The crew came back out and reworked the be cloth. There approach was the following.
1. Take of rails
2. Locate dark shadow/wave and place a screw or socket where the color variation is.
3. Remove staples in-line with the marked spot to reduce tension, pull around the cloth slightly to see if the color variation changes
4. Re-staple cloth when it appears to be reduce/gone.
5. Move on to the next spot, mark with screw/socket; repeat process.
.
.
6. Watch color variations move up and down the cloth, shaking my head at the scenario I'm witnessing.
7. Listen to the guys tell me we are trying to hit a B/B+; meaning if they can reduce the spots to a point where 80% of the table looks good, that equals success.

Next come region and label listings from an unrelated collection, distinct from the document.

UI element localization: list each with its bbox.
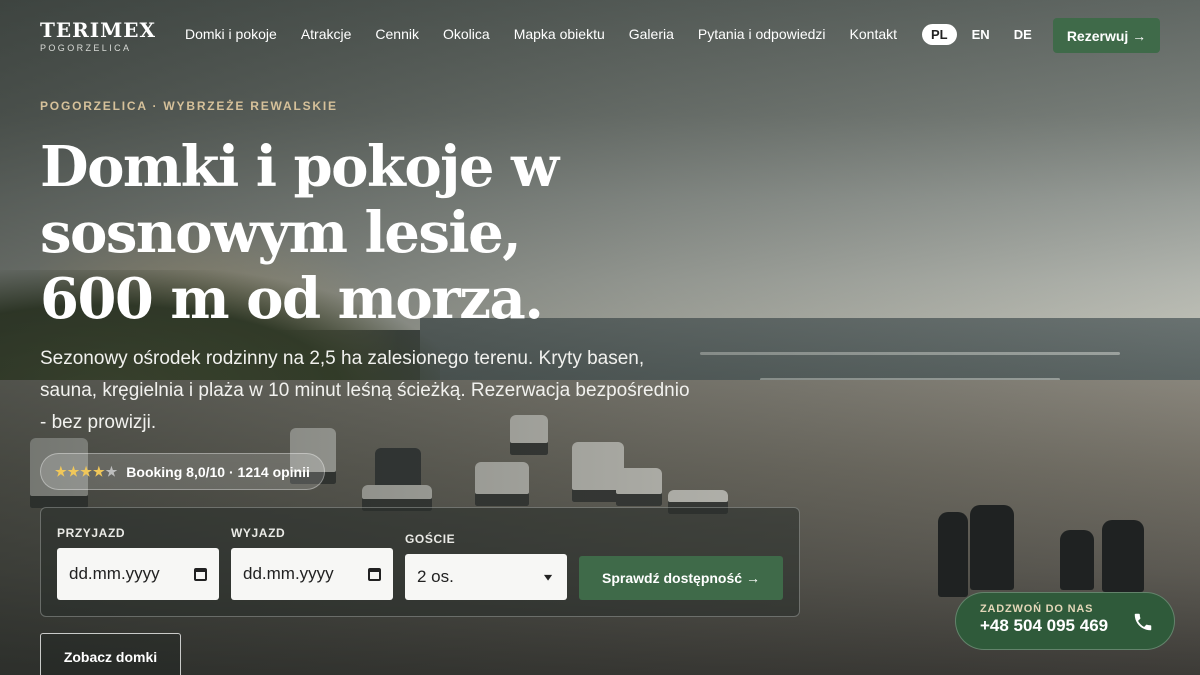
nav-item-cennik[interactable]: Cennik [375,26,419,42]
nav-item-okolica[interactable]: Okolica [443,26,490,42]
departure-placeholder: dd.mm.yyyy [243,564,334,583]
calendar-icon[interactable] [194,567,207,581]
lang-en[interactable]: EN [963,24,999,45]
booking-form: PRZYJAZD dd.mm.yyyy WYJAZD dd.mm.yyyy GO… [40,507,800,617]
hero-eyebrow: POGORZELICA · WYBRZEŻE REWALSKIE [40,99,338,113]
phone-icon [1134,613,1152,631]
lang-pl[interactable]: PL [922,24,957,45]
arrival-label: PRZYJAZD [57,526,126,540]
hero-lead: Sezonowy ośrodek rodzinny na 2,5 ha zale… [40,348,690,433]
headline-line: Domki i pokoje w [40,134,559,200]
chevron-down-icon: ▼ [541,571,555,583]
logo-name: TERIMEX [40,18,157,42]
nav-item-faq[interactable]: Pytania i odpowiedzi [698,26,826,42]
logo-subtitle: POGORZELICA [40,43,132,53]
departure-field-group: WYJAZD dd.mm.yyyy [231,526,393,600]
see-cottages-button[interactable]: Zobacz domki [40,633,181,675]
call-us-button[interactable]: ZADZWOŃ DO NAS +48 504 095 469 [955,592,1175,650]
guests-field-group: GOŚCIE 2 os. ▼ [405,532,567,600]
star-rating-icon: ★★★★★ [55,463,119,479]
phone-number: +48 504 095 469 [980,616,1109,635]
nav-item-mapka[interactable]: Mapka obiektu [514,26,605,42]
site-header: TERIMEX POGORZELICA Domki i pokoje Atrak… [0,0,1200,70]
arrival-field-group: PRZYJAZD dd.mm.yyyy [57,526,219,600]
departure-date-input[interactable]: dd.mm.yyyy [231,548,393,600]
headline-line: 600 m od morza. [40,266,544,332]
main-nav: Domki i pokoje Atrakcje Cennik Okolica M… [185,26,921,42]
headline-line: sosnowym lesie, [40,200,522,266]
guests-select[interactable]: 2 os. ▼ [405,554,567,600]
nav-item-atrakcje[interactable]: Atrakcje [301,26,352,42]
language-switcher: PL EN DE [922,24,1041,45]
arrival-date-input[interactable]: dd.mm.yyyy [57,548,219,600]
nav-item-galeria[interactable]: Galeria [629,26,674,42]
nav-item-kontakt[interactable]: Kontakt [850,26,897,42]
lang-de[interactable]: DE [1005,24,1041,45]
logo[interactable]: TERIMEX POGORZELICA [40,18,156,53]
call-label: ZADZWOŃ DO NAS [980,603,1094,615]
calendar-icon[interactable] [368,567,381,581]
arrival-placeholder: dd.mm.yyyy [69,564,160,583]
guests-label: GOŚCIE [405,532,456,546]
guests-value: 2 os. [417,567,454,586]
rating-text: Booking 8,0/10 · 1214 opinii [126,463,310,480]
nav-item-domki[interactable]: Domki i pokoje [185,26,277,42]
hero-headline: Domki i pokoje w sosnowym lesie, 600 m o… [40,134,600,332]
rating-badge: ★★★★★ Booking 8,0/10 · 1214 opinii [40,453,325,490]
check-availability-button[interactable]: Sprawdź dostępność → [579,556,783,600]
reserve-button[interactable]: Rezerwuj → [1053,18,1160,53]
departure-label: WYJAZD [231,526,286,540]
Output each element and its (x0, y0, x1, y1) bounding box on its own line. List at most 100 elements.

These guys finally call it quits on this process when we get to a "B," and say the rest of these variations disappear in the next few months as the cloth relaxes. It looks a lot better, but still has several smaller spots along the table edges.
Obviously, I am very annoyed by this process, as they should have reworked the cloth from cloth from start to finish again, the right way, without this ridiculous trial and error process. This was the best they could do, and the guy told me this is a good looking job. "He's been doing this since 1987."
Question: Will these variations reduce over time as the cloth "relaxes?" I'm thinking that it is BS, and it won't, but I thought I would ask the experts here.